When I first met them they had two daughters. Both of them with their father’s height, lanky as colts. Healthy kids hurtling towards the teen years. There was a routine checkup, some school sports thing, and all of a sudden one of those healthy, happy girls had leukemia. The progression was cruel. There was a blood drive in the town searching for a bone marrow match, but this is what happened: one Thanksgiving she was there, the next she was not.

I can’t claim to understand what happened to that family in any way, but now that I have children of my own I think about loss differently. It takes my breath away to imagine what they went through, what they still endure.

I saw them at the cabin last weekend. For a while they relaxed on the lawn, talking with family and friends, and I watched them from behind my sunglasses. It’s hard not to: they are a pleasant sight to see. He was sitting in a chair while she stood leaning against him from behind, her hand on his shoulder. His hand absently stole down and caressed her leg as they talked. It was a small moment that told an entire story of love and devotion.

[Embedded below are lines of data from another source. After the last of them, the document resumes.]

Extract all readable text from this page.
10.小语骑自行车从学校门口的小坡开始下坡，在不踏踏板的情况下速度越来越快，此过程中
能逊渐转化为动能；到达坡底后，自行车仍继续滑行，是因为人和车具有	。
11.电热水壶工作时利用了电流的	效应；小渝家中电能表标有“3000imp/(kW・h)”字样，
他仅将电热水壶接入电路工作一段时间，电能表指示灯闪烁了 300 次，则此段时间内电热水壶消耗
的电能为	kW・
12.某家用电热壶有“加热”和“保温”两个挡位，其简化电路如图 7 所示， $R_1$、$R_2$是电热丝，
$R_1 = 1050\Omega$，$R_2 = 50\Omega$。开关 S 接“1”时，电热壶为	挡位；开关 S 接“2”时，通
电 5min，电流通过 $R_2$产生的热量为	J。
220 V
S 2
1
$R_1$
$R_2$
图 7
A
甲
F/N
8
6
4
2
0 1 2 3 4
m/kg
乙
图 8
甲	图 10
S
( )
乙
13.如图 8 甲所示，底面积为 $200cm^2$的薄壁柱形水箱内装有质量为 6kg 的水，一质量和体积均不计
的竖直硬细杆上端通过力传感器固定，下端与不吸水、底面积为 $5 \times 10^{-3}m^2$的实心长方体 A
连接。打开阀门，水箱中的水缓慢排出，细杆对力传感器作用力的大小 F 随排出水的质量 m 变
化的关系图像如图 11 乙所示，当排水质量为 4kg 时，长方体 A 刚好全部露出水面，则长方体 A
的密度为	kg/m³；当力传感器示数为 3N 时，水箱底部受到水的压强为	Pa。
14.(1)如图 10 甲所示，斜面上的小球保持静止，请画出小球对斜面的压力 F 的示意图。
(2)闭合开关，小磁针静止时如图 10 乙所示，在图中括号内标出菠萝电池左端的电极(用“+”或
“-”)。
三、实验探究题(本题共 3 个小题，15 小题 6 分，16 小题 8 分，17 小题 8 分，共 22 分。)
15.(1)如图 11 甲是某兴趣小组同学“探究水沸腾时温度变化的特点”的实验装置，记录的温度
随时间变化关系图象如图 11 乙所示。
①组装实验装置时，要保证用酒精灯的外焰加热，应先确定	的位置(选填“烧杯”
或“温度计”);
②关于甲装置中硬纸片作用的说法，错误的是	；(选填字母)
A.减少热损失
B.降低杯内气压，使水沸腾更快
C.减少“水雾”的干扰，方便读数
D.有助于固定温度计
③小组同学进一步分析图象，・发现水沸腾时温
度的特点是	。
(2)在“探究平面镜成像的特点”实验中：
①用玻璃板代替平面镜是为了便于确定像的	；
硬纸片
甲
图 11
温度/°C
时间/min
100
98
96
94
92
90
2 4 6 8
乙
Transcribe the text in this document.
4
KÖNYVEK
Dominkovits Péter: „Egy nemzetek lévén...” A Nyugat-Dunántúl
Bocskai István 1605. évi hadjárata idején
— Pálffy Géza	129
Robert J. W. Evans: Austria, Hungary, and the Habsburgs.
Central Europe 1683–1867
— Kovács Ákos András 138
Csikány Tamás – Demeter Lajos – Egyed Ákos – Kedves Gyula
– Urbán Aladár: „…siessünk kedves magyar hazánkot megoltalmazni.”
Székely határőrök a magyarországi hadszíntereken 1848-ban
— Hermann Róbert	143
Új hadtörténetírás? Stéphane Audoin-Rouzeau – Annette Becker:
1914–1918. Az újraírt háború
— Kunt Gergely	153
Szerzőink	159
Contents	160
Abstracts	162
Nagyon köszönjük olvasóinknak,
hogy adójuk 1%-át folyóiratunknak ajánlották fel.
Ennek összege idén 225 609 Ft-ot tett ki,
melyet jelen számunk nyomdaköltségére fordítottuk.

Down at the river, their daughter—still tall, now a bona-fide beauty—floated in a raft next to her friend. They turned lazy circles in the water, their paint-chipped toes winking in the sun.

It makes you think about what you have. What it’s possible to lose. It makes you think about this brutal, beautiful life that gives and takes, and what it means to touch the person you love.

JB shook hands with him later. “How’re you doing, man?” he asked.

“You won’t catch me complaining,” said the man who has every right to spend the rest of his days doing just that. When he smiles, his eyes crinkle at the edges.